Groups (Admin)

The Groups tab mirrors the Users tab for Entra security groups. Every group discovered by the connector is listed here with member count and group type, ready to be referenced from a visibility list, an agent group, or an admin-access policy.

Groups table with one row per synced Entra group — name, members, type, status, and reconcile control

Layout

The page header carries the section title and the Admin Access chip; the tab strip puts you on Groups. The description line confirms what is on display: "Browse synced Entra ID security groups."

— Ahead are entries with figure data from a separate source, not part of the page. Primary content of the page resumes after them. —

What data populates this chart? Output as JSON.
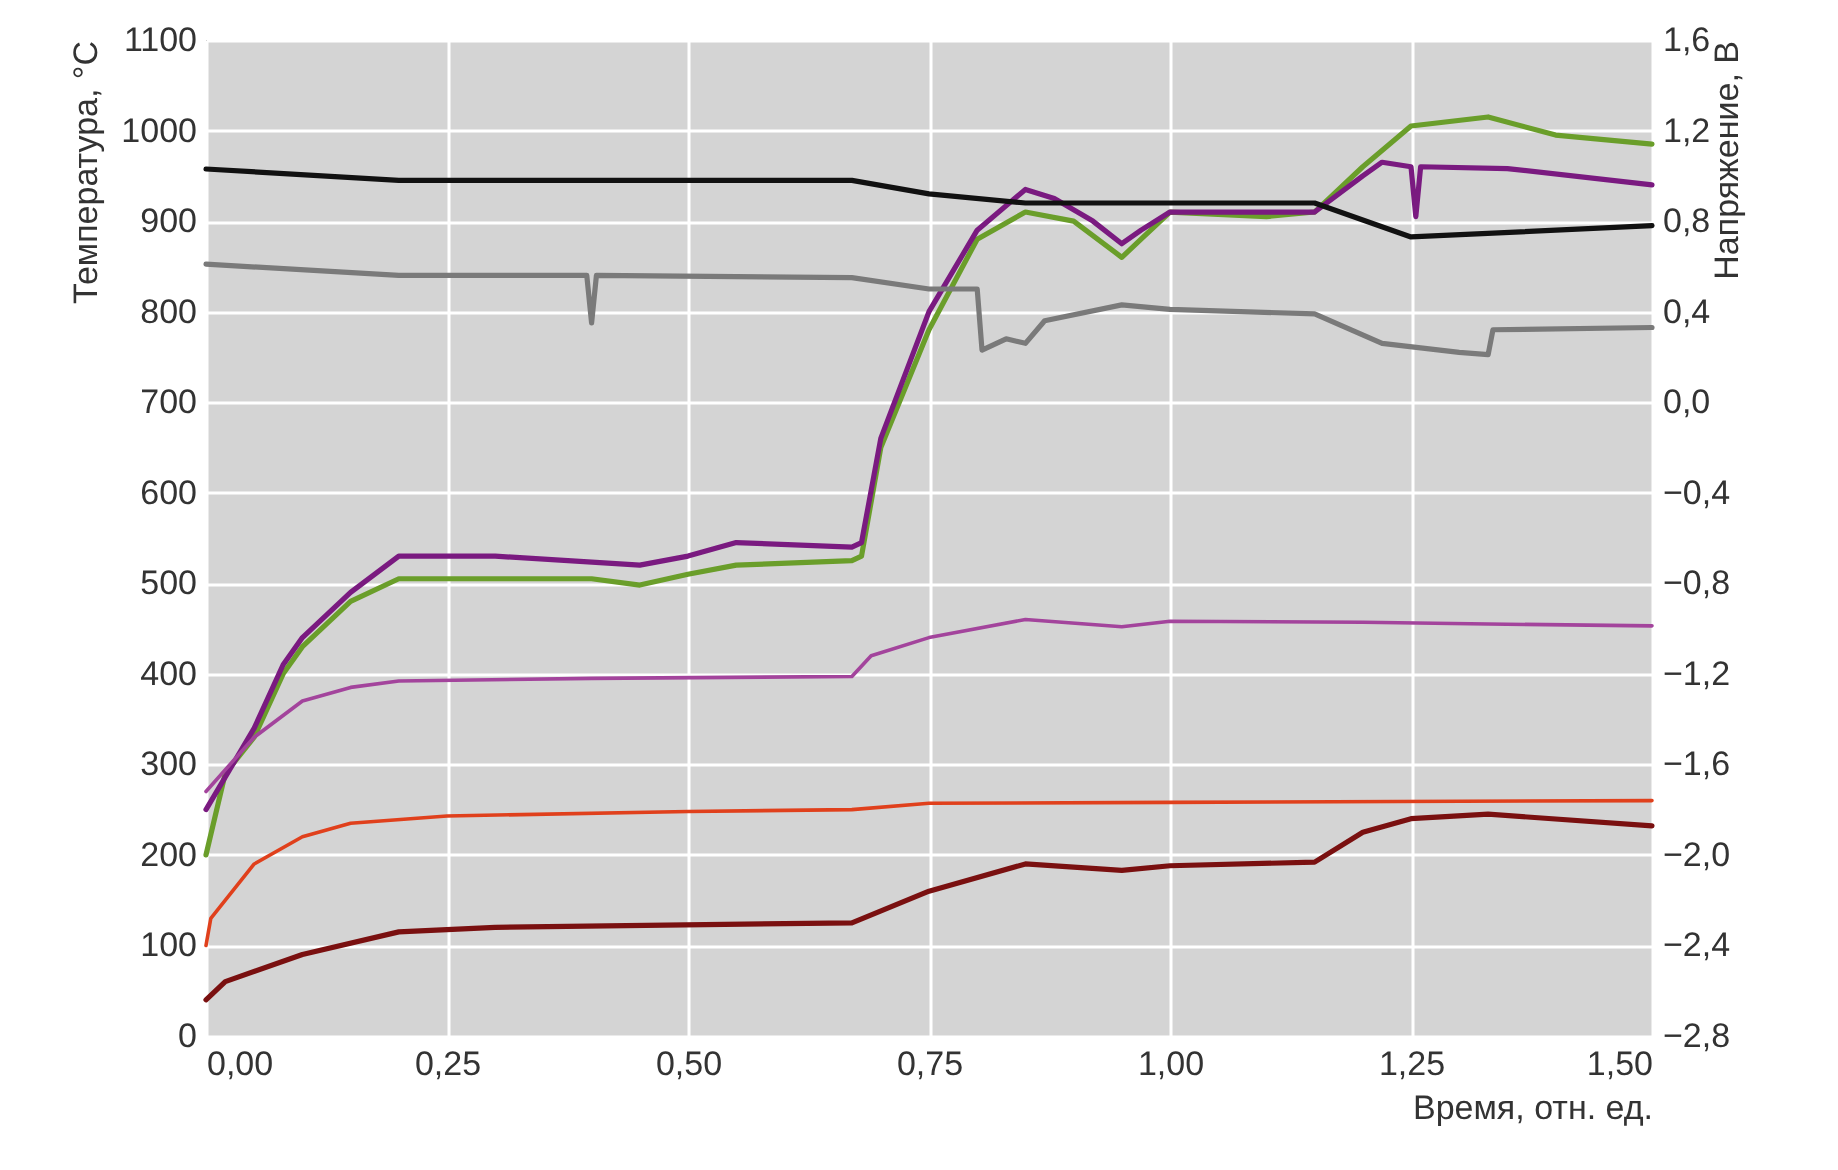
{
  "chart_data": {
    "type": "line",
    "xlabel": "Время, отн. ед.",
    "ylabel": "Температура, °C",
    "y2label": "Напряжение, В",
    "xlim": [
      0,
      1.5
    ],
    "xticks": [
      {
        "value": 0,
        "label": "0,00"
      },
      {
        "value": 0.25,
        "label": "0,25"
      },
      {
        "value": 0.5,
        "label": "0,50"
      },
      {
        "value": 0.75,
        "label": "0,75"
      },
      {
        "value": 1,
        "label": "1,00"
      },
      {
        "value": 1.25,
        "label": "1,25"
      },
      {
        "value": 1.5,
        "label": "1,50"
      }
    ],
    "ylim": [
      0,
      1100
    ],
    "yticks": [
      0,
      100,
      200,
      300,
      400,
      500,
      600,
      700,
      800,
      900,
      1000,
      1100
    ],
    "y2lim": [
      -2.8,
      1.6
    ],
    "y2ticks": [
      {
        "value": -2.8,
        "label": "−2,8"
      },
      {
        "value": -2.4,
        "label": "−2,4"
      },
      {
        "value": -2.0,
        "label": "−2,0"
      },
      {
        "value": -1.6,
        "label": "−1,6"
      },
      {
        "value": -1.2,
        "label": "−1,2"
      },
      {
        "value": -0.8,
        "label": "−0,8"
      },
      {
        "value": -0.4,
        "label": "−0,4"
      },
      {
        "value": 0,
        "label": "0,0"
      },
      {
        "value": 0.4,
        "label": "0,4"
      },
      {
        "value": 0.8,
        "label": "0,8"
      },
      {
        "value": 1.2,
        "label": "1,2"
      },
      {
        "value": 1.6,
        "label": "1,6"
      }
    ],
    "grid": true,
    "legend": false,
    "series": [
      {
        "color": "#6a9e2a",
        "x": [
          0,
          0.02,
          0.05,
          0.08,
          0.1,
          0.15,
          0.2,
          0.3,
          0.4,
          0.45,
          0.5,
          0.55,
          0.67,
          0.68,
          0.7,
          0.75,
          0.8,
          0.85,
          0.9,
          0.95,
          0.97,
          1.0,
          1.1,
          1.15,
          1.2,
          1.25,
          1.33,
          1.4,
          1.5
        ],
        "values": [
          200,
          290,
          330,
          400,
          430,
          480,
          505,
          505,
          505,
          498,
          510,
          520,
          525,
          530,
          650,
          780,
          880,
          910,
          900,
          860,
          880,
          910,
          905,
          910,
          960,
          1005,
          1015,
          995,
          985
        ]
      },
      {
        "color": "#7a1a80",
        "x": [
          0,
          0.05,
          0.08,
          0.1,
          0.15,
          0.2,
          0.3,
          0.45,
          0.5,
          0.55,
          0.67,
          0.68,
          0.7,
          0.75,
          0.8,
          0.85,
          0.88,
          0.92,
          0.95,
          0.97,
          1.0,
          1.15,
          1.2,
          1.22,
          1.25,
          1.255,
          1.26,
          1.35,
          1.5
        ],
        "values": [
          250,
          340,
          410,
          440,
          490,
          530,
          530,
          520,
          530,
          545,
          540,
          545,
          660,
          800,
          890,
          935,
          925,
          900,
          875,
          890,
          910,
          910,
          950,
          965,
          960,
          905,
          960,
          958,
          940
        ]
      },
      {
        "color": "#a3449c",
        "x": [
          0,
          0.05,
          0.1,
          0.15,
          0.2,
          0.4,
          0.67,
          0.69,
          0.75,
          0.85,
          0.95,
          1.0,
          1.2,
          1.33,
          1.5
        ],
        "values": [
          270,
          330,
          370,
          385,
          392,
          395,
          397,
          420,
          440,
          460,
          452,
          458,
          457,
          455,
          453
        ]
      },
      {
        "color": "#e0401c",
        "x": [
          0,
          0.005,
          0.05,
          0.1,
          0.15,
          0.25,
          0.5,
          0.67,
          0.75,
          1.0,
          1.5
        ],
        "values": [
          100,
          130,
          190,
          220,
          235,
          243,
          248,
          250,
          257,
          258,
          260
        ]
      },
      {
        "color": "#7a1010",
        "x": [
          0,
          0.02,
          0.1,
          0.2,
          0.3,
          0.67,
          0.75,
          0.85,
          0.95,
          1.0,
          1.15,
          1.2,
          1.25,
          1.33,
          1.5
        ],
        "values": [
          40,
          60,
          90,
          115,
          120,
          125,
          160,
          190,
          183,
          188,
          192,
          225,
          240,
          245,
          232
        ]
      },
      {
        "color": "#111111",
        "axis": "y2",
        "x": [
          0,
          0.2,
          0.67,
          0.75,
          0.85,
          1.15,
          1.25,
          1.5
        ],
        "values": [
          1.03,
          0.98,
          0.98,
          0.92,
          0.88,
          0.88,
          0.73,
          0.78
        ]
      },
      {
        "color": "#7a7a7a",
        "axis": "y2",
        "x": [
          0,
          0.2,
          0.395,
          0.4,
          0.405,
          0.67,
          0.75,
          0.8,
          0.805,
          0.83,
          0.85,
          0.87,
          0.95,
          1.0,
          1.15,
          1.22,
          1.3,
          1.33,
          1.335,
          1.5
        ],
        "values": [
          0.61,
          0.56,
          0.56,
          0.35,
          0.56,
          0.55,
          0.5,
          0.5,
          0.23,
          0.28,
          0.26,
          0.36,
          0.43,
          0.41,
          0.39,
          0.26,
          0.22,
          0.21,
          0.32,
          0.33
        ]
      }
    ]
  }
}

Two header buttons sit above the table:

  • Force reconcile — re-run the group membership sync against Entra and update every row. Useful right after a membership change you cannot afford to wait for the scheduled sync.
  • Refresh — reload the table from the InfraScout cache.

A Show deleted toggle and a free-text search live above the table. The total count (N groups) reflects the active filter.

Table

Each row carries:

  • Group — display name with the group icon, plus a description sub-line where Entra has one.
  • Members — count of users in the group right now.
  • Type — chip for the Entra group type (Security, Mail-enabled, Microsoft 365).
  • Status — chip in the rightmost column (Click row hover affordance).
  • Action — context menu (view members, view dependent visibility lists).

What the data is for

The same three things as users — visibility lists, audit attribution, agent group targeting — except groups apply to every member at once. Granting "AdminAgents" visibility on a tool group is the most efficient way to keep the access policy in sync with HR-driven membership changes.

Force reconcile vs. refresh

The two buttons look similar but do different things. Refresh rerenders the table from the cache InfraScout already has — fast, never makes a Microsoft Graph call. Force reconcile issues a fresh Graph query for every group's members, updates the cache, and then refreshes the table. Reconcile is the right choice after a membership change in Entra you need to honor immediately; refresh is for clearing visual state.

The scheduled background sync (configured on the Connectors tab) handles the steady-state churn — you should not need to reconcile manually except when investigating an access incident.

Show deleted

Like the Users tab, soft-deleted groups stay visible behind the Show deleted toggle for audit retention. They are never used for new visibility checks; they exist only to keep historical attribution sensible.